Court Opinion

ID: 180579
Source: CourtListenerOpinion
Date Created: 2010-12-08 14:25:26+00
Date Added: 2024-06-11T17:25:52.321610
License: Public Domain

[DO NOT PUBLISH]

                IN THE UNITED STATES COURT OF APPEALS

                         FOR THE ELEVENTH CIRCUIT
                          ________________________                     FILED
                                                              U.S. COURT OF APPEALS
                                 No. 10-13324                   ELEVENTH CIRCUIT
                             Non-Argument Calendar               DECEMBER 8, 2010
                           ________________________                  JOHN LEY
                                                                      CLERK
                      D.C. Docket No. 0:07-cr-60007-FAM-1

UNITED STATES OF AMERICA,

                                                   lllllllllllllllllllllPlaintiff-Appellee,

                                       versus

MICHAEL ANTHONY PHILLIPS,

                                                lllllllllllllllllllllDefendant-Appellant.

                           _______________________

                    Appeal from the United States District Court
                        for the Southern District of Florida
                          ________________________

                                (December 8, 2010)

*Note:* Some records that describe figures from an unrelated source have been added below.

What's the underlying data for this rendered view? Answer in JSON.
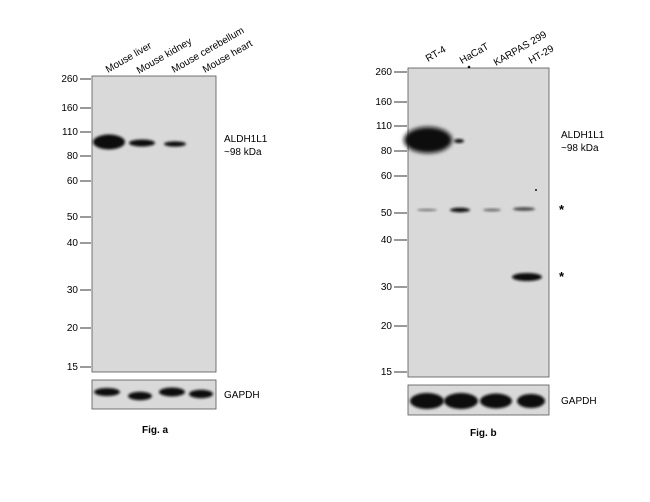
{
  "fig_a": {
    "caption": "Fig. a",
    "lanes": [
      "Mouse liver",
      "Mouse kidney",
      "Mouse cerebellum",
      "Mouse heart"
    ],
    "mw_markers": [
      "260",
      "160",
      "110",
      "80",
      "60",
      "50",
      "40",
      "30",
      "20",
      "15"
    ],
    "band_label_line1": "ALDH1L1",
    "band_label_line2": "~98 kDa",
    "loading_label": "GAPDH"
  },
  "fig_b": {
    "caption": "Fig. b",
    "lanes": [
      "RT-4",
      "HaCaT",
      "KARPAS 299",
      "HT-29"
    ],
    "mw_markers": [
      "260",
      "160",
      "110",
      "80",
      "60",
      "50",
      "40",
      "30",
      "20",
      "15"
    ],
    "band_label_line1": "ALDH1L1",
    "band_label_line2": "~98 kDa",
    "nonspecific_marker_1": "*",
    "nonspecific_marker_2": "*",
    "loading_label": "GAPDH"
  },
  "colors": {
    "membrane": "#d9d9d9",
    "band": "#111111"
  }
}
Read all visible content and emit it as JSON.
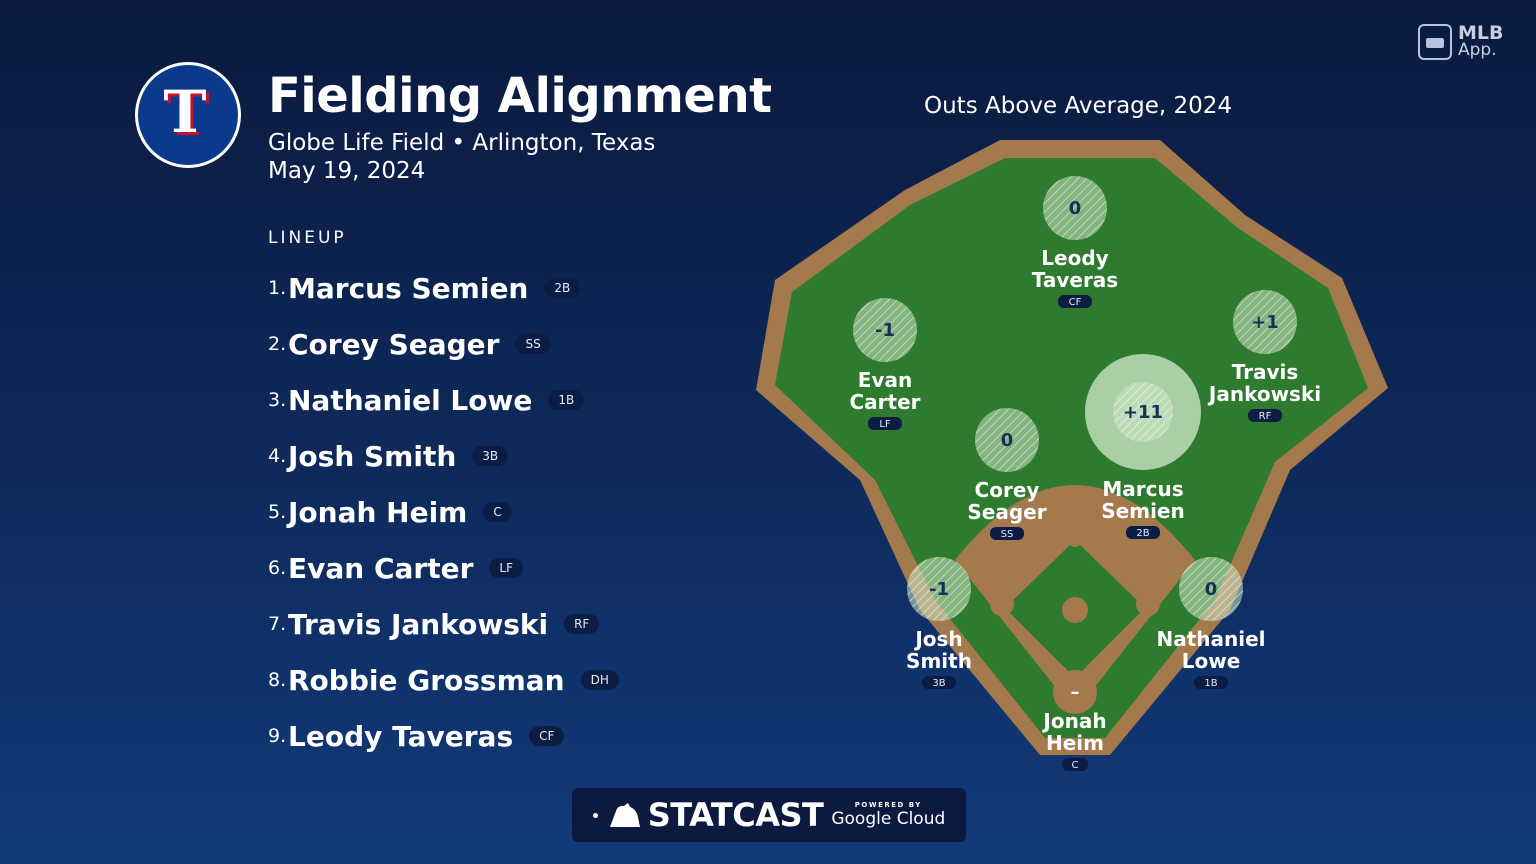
{
  "header": {
    "title": "Fielding Alignment",
    "subtitle": "Globe Life Field • Arlington, Texas",
    "date": "May 19, 2024",
    "team_logo_letter": "T"
  },
  "lineup": {
    "heading": "LINEUP",
    "players": [
      {
        "num": "1.",
        "name": "Marcus Semien",
        "pos": "2B"
      },
      {
        "num": "2.",
        "name": "Corey Seager",
        "pos": "SS"
      },
      {
        "num": "3.",
        "name": "Nathaniel Lowe",
        "pos": "1B"
      },
      {
        "num": "4.",
        "name": "Josh Smith",
        "pos": "3B"
      },
      {
        "num": "5.",
        "name": "Jonah Heim",
        "pos": "C"
      },
      {
        "num": "6.",
        "name": "Evan Carter",
        "pos": "LF"
      },
      {
        "num": "7.",
        "name": "Travis Jankowski",
        "pos": "RF"
      },
      {
        "num": "8.",
        "name": "Robbie Grossman",
        "pos": "DH"
      },
      {
        "num": "9.",
        "name": "Leody Taveras",
        "pos": "CF"
      }
    ]
  },
  "field": {
    "title": "Outs Above Average, 2024",
    "colors": {
      "grass": "#2e7a2e",
      "dirt": "#a47a4d",
      "marker": "#c9e3c3"
    },
    "fielders": [
      {
        "first": "Leody",
        "last": "Taveras",
        "pos": "CF",
        "oaa": "0"
      },
      {
        "first": "Evan",
        "last": "Carter",
        "pos": "LF",
        "oaa": "-1"
      },
      {
        "first": "Travis",
        "last": "Jankowski",
        "pos": "RF",
        "oaa": "+1"
      },
      {
        "first": "Corey",
        "last": "Seager",
        "pos": "SS",
        "oaa": "0"
      },
      {
        "first": "Marcus",
        "last": "Semien",
        "pos": "2B",
        "oaa": "+11"
      },
      {
        "first": "Josh",
        "last": "Smith",
        "pos": "3B",
        "oaa": "-1"
      },
      {
        "first": "Nathaniel",
        "last": "Lowe",
        "pos": "1B",
        "oaa": "0"
      },
      {
        "first": "Jonah",
        "last": "Heim",
        "pos": "C",
        "oaa": "–"
      }
    ]
  },
  "branding": {
    "app_line1": "MLB",
    "app_line2": "App.",
    "statcast": "STATCAST",
    "powered_by": "POWERED BY",
    "google_cloud": "Google Cloud"
  }
}
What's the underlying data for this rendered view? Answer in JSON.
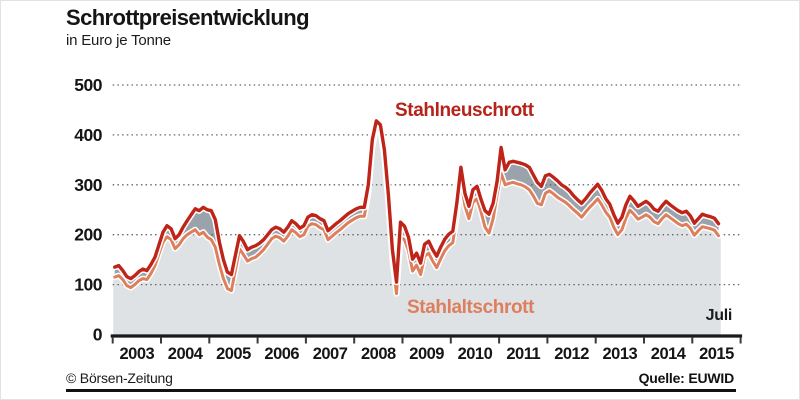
{
  "header": {
    "title": "Schrottpreisentwicklung",
    "subtitle": "in Euro je Tonne"
  },
  "annotations": {
    "series1_label": "Stahlneuschrott",
    "series2_label": "Stahlaltschrott",
    "period_label": "Juli"
  },
  "footer": {
    "left": "© Börsen-Zeitung",
    "right": "Quelle: EUWID"
  },
  "colors": {
    "stahlneuschrott_line": "#bf2419",
    "stahlneuschrott_label": "#b5231a",
    "stahlaltschrott_line": "#dd7e5d",
    "fill_under_lower_series": "#dfe2e5",
    "fill_between_series": "#9aa2ab",
    "gridline": "#666666",
    "axis": "#1a1a1a",
    "text": "#151515"
  },
  "chart_data": {
    "type": "area",
    "title": "Schrottpreisentwicklung",
    "subtitle": "in Euro je Tonne",
    "ylabel": "Euro je Tonne",
    "ylim": [
      0,
      500
    ],
    "yticks": [
      0,
      100,
      200,
      300,
      400,
      500
    ],
    "ytick_labels": [
      "0",
      "100",
      "200",
      "300",
      "400",
      "500"
    ],
    "xtick_labels": [
      "2003",
      "2004",
      "2005",
      "2006",
      "2007",
      "2008",
      "2009",
      "2010",
      "2011",
      "2012",
      "2013",
      "2014",
      "2015"
    ],
    "grid": "horizontal dashed",
    "legend_position": "inline text annotations on plot",
    "start_year": 2003,
    "end_year": 2015,
    "end_month_label": "Juli",
    "points_per_year": 12,
    "series": [
      {
        "name": "Stahlneuschrott",
        "color": "#bf2419",
        "values": [
          135,
          138,
          128,
          116,
          112,
          118,
          126,
          131,
          128,
          140,
          155,
          180,
          205,
          218,
          212,
          192,
          200,
          215,
          228,
          240,
          252,
          248,
          255,
          250,
          248,
          230,
          185,
          150,
          125,
          120,
          160,
          198,
          186,
          170,
          175,
          178,
          183,
          190,
          200,
          210,
          215,
          212,
          205,
          215,
          228,
          222,
          213,
          218,
          235,
          240,
          238,
          232,
          228,
          208,
          215,
          222,
          228,
          235,
          242,
          247,
          252,
          255,
          255,
          300,
          390,
          428,
          420,
          370,
          280,
          170,
          105,
          225,
          217,
          195,
          151,
          163,
          143,
          181,
          187,
          170,
          157,
          175,
          191,
          201,
          207,
          263,
          335,
          283,
          257,
          290,
          297,
          271,
          248,
          241,
          263,
          307,
          375,
          330,
          345,
          347,
          345,
          343,
          340,
          335,
          320,
          305,
          297,
          318,
          321,
          315,
          308,
          300,
          295,
          288,
          278,
          270,
          263,
          272,
          283,
          292,
          301,
          289,
          272,
          261,
          240,
          223,
          235,
          260,
          277,
          268,
          257,
          262,
          267,
          261,
          251,
          247,
          258,
          267,
          260,
          254,
          248,
          244,
          247,
          238,
          223,
          232,
          241,
          238,
          236,
          233,
          222
        ]
      },
      {
        "name": "Stahlaltschrott",
        "color": "#dd7e5d",
        "values": [
          115,
          118,
          110,
          98,
          94,
          100,
          108,
          112,
          110,
          122,
          138,
          162,
          185,
          196,
          190,
          172,
          180,
          192,
          200,
          205,
          210,
          200,
          205,
          195,
          190,
          175,
          140,
          112,
          92,
          88,
          130,
          172,
          160,
          147,
          152,
          155,
          162,
          170,
          181,
          192,
          197,
          194,
          187,
          197,
          210,
          204,
          196,
          200,
          217,
          222,
          220,
          214,
          210,
          190,
          197,
          204,
          210,
          217,
          224,
          229,
          234,
          237,
          237,
          282,
          375,
          415,
          408,
          355,
          262,
          150,
          82,
          195,
          190,
          168,
          127,
          139,
          120,
          157,
          163,
          147,
          134,
          152,
          168,
          178,
          184,
          238,
          310,
          258,
          232,
          265,
          272,
          246,
          215,
          203,
          232,
          280,
          323,
          300,
          303,
          305,
          302,
          300,
          296,
          290,
          278,
          263,
          260,
          283,
          288,
          282,
          275,
          270,
          265,
          258,
          250,
          243,
          235,
          245,
          255,
          263,
          272,
          260,
          245,
          235,
          215,
          200,
          210,
          233,
          249,
          241,
          231,
          235,
          240,
          235,
          226,
          222,
          232,
          240,
          234,
          228,
          222,
          218,
          221,
          213,
          199,
          208,
          216,
          214,
          212,
          209,
          198
        ]
      }
    ]
  }
}
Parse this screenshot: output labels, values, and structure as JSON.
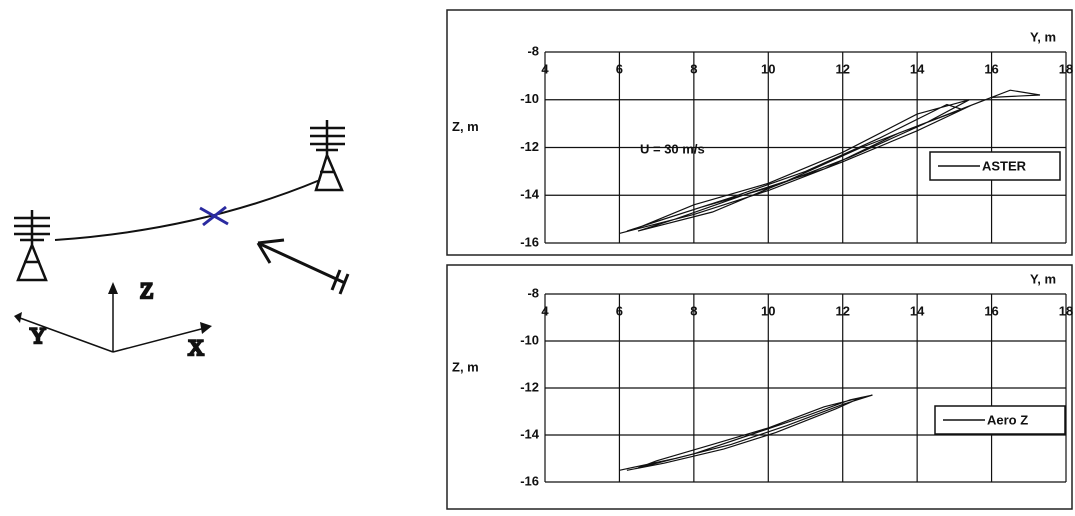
{
  "diagram": {
    "axis_labels": {
      "z": "Z",
      "y": "Y",
      "x": "X"
    }
  },
  "chart_data": [
    {
      "type": "line",
      "x_label": "Y, m",
      "y_label": "Z, m",
      "annotation": "U = 30 m/s",
      "x": [
        6.0,
        8,
        10,
        12,
        14,
        15.5,
        16.5,
        17.3,
        16,
        14.5,
        12.5,
        10.5,
        8.5,
        6.5,
        7.5,
        9.5,
        11.5,
        13.5,
        15.2,
        14.8,
        13,
        11,
        9,
        7,
        6.2,
        8.2,
        10.2,
        12.2,
        14.2,
        15.4,
        14,
        12,
        10,
        8,
        6.6
      ],
      "series": [
        {
          "name": "ASTER",
          "color": "#111111",
          "values": [
            -15.6,
            -14.8,
            -13.8,
            -12.6,
            -11.3,
            -10.2,
            -9.6,
            -9.8,
            -9.9,
            -10.8,
            -12.0,
            -13.4,
            -14.7,
            -15.5,
            -15.0,
            -13.9,
            -12.9,
            -11.4,
            -10.4,
            -10.2,
            -11.6,
            -13.0,
            -14.1,
            -15.1,
            -15.5,
            -14.5,
            -13.6,
            -12.4,
            -11.0,
            -10.0,
            -10.6,
            -12.2,
            -13.5,
            -14.4,
            -15.3
          ]
        }
      ],
      "xlim": [
        4,
        18
      ],
      "xticks": [
        4,
        6,
        8,
        10,
        12,
        14,
        16,
        18
      ],
      "ylim": [
        -16,
        -8
      ],
      "yticks": [
        -16,
        -14,
        -12,
        -10,
        -8
      ],
      "grid": true,
      "legend": "right"
    },
    {
      "type": "line",
      "x_label": "Y, m",
      "y_label": "Z, m",
      "x": [
        6.0,
        7.5,
        9,
        10.5,
        12,
        12.8,
        12.2,
        11,
        9.5,
        8,
        6.5,
        7,
        8.5,
        10,
        11.5,
        12.5,
        11.8,
        10.2,
        8.8,
        7.2,
        6.2
      ],
      "series": [
        {
          "name": "Aero Z",
          "color": "#111111",
          "values": [
            -15.5,
            -15.0,
            -14.4,
            -13.6,
            -12.7,
            -12.3,
            -12.5,
            -13.2,
            -14.0,
            -14.8,
            -15.4,
            -15.1,
            -14.4,
            -13.7,
            -12.8,
            -12.4,
            -12.9,
            -13.9,
            -14.6,
            -15.2,
            -15.5
          ]
        }
      ],
      "xlim": [
        4,
        18
      ],
      "xticks": [
        4,
        6,
        8,
        10,
        12,
        14,
        16,
        18
      ],
      "ylim": [
        -16,
        -8
      ],
      "yticks": [
        -16,
        -14,
        -12,
        -10,
        -8
      ],
      "grid": true,
      "legend": "right"
    }
  ]
}
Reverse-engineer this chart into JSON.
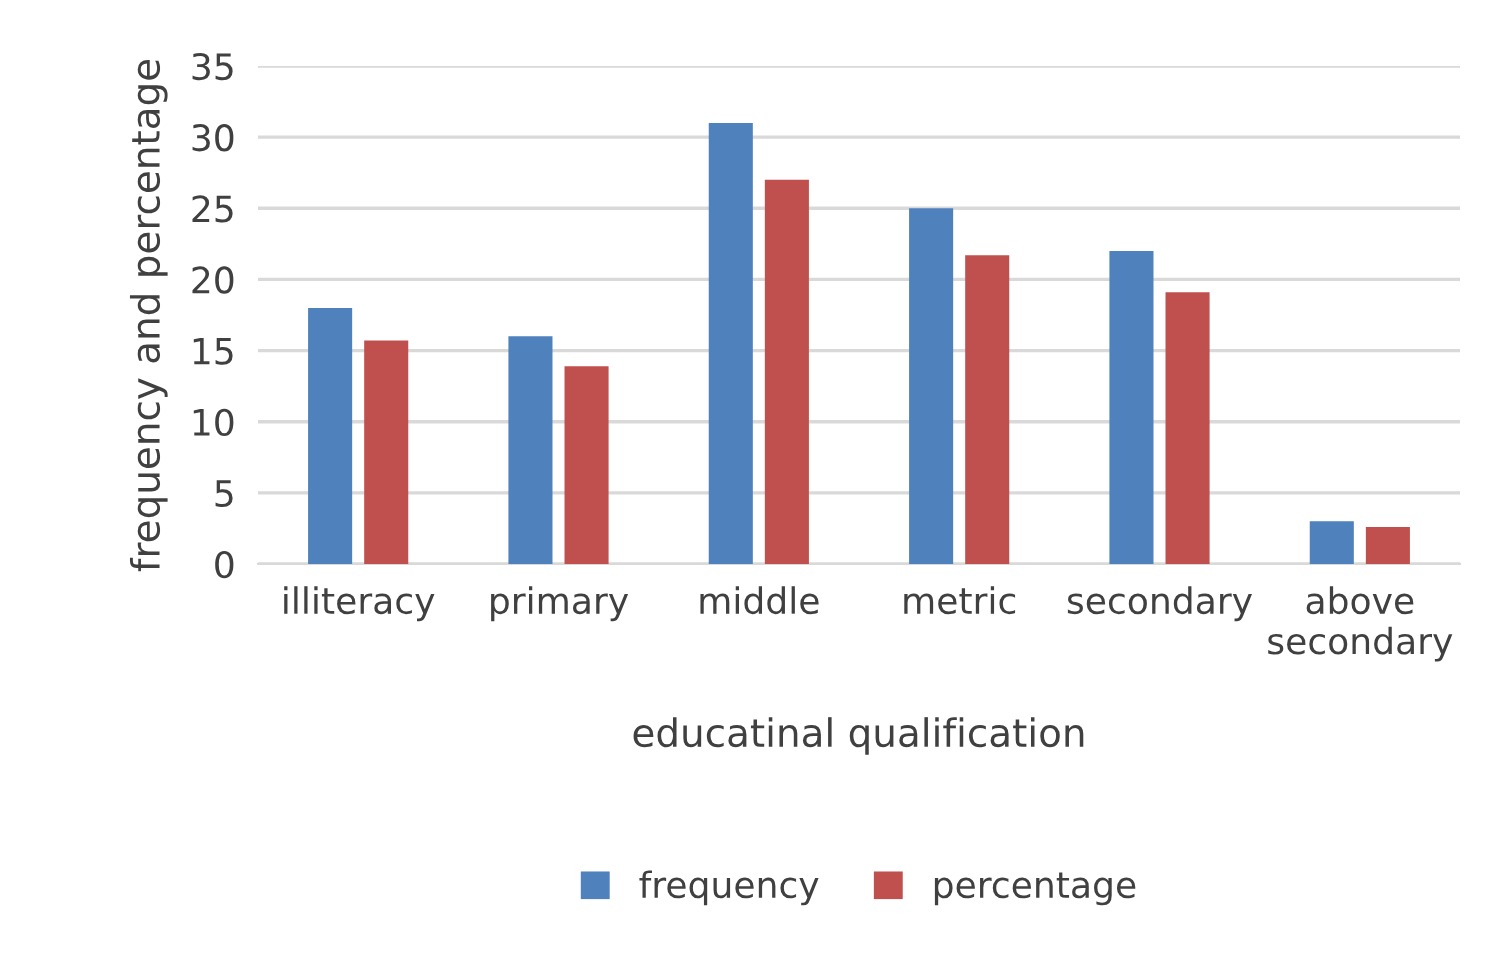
{
  "chart_data": {
    "type": "bar",
    "xlabel": "educatinal qualification",
    "ylabel": "frequency and percentage",
    "categories": [
      "illiteracy",
      "primary",
      "middle",
      "metric",
      "secondary",
      "above secondary"
    ],
    "series": [
      {
        "name": "frequency",
        "color": "#4f81bd",
        "values": [
          18,
          16,
          31,
          25,
          22,
          3
        ]
      },
      {
        "name": "percentage",
        "color": "#c0504d",
        "values": [
          15.7,
          13.9,
          27.0,
          21.7,
          19.1,
          2.6
        ]
      }
    ],
    "ylim": [
      0,
      35
    ],
    "yticks": [
      0,
      5,
      10,
      15,
      20,
      25,
      30,
      35
    ],
    "grid": "y",
    "legend": "bottom"
  }
}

Before BLACK, WILSON and PRYOR, Circuit Judges.

PER CURIAM:

      Michael Phillips appeals pro se the denial of his motion to revisit his

sentence. Phillips argues that the district court lacked authority to sentence him as
a career offender because another court had ruled that his two prior felony

convictions were related. We affirm.

      The district court did not err because Phillips was not entitled to any form of

cognizable relief. Even if we look “behind the label of” Phillips’s motion, his

action is not “cognizable under a different remedial statutory framework.” United

States v. Jordan, 915 F.2d 622, 624–25 (11th Cir. 1990). The district court lacked

jurisdiction to modify Phillips’s sentence more than seven days after it was

imposed. See Fed. R. Crim. P. 35(a) (2007). Phillips could not obtain relief under

Federal Rule of Civil Procedure 36 because he sought “to make a substantive

alteration to [his] criminal sentence,” United States v. Pease, 331 F.3d 809, 816

(11th Cir. 2003), and a motion for relief from his sentence would be dismissed as

successive, see Fed. R. Civ. P. 60(b); Gonzalez v. Crosby, 545 U.S. 524, 531–32,

125 S. Ct. 2641, 2647–48 (2005); Williams v. Chatman, 510 F.3d 1290, 1293

(11th Cir. 2007). Phillips also could not obtain a writ of habeas corpus because

his petition would be barred as successive and he does not seek relief based on a

new rule of constitutional law or newly discovered evidence. See 28 U.S.C. §§

2241, 2255.

      We AFFIRM the denial of Phillips’s motion.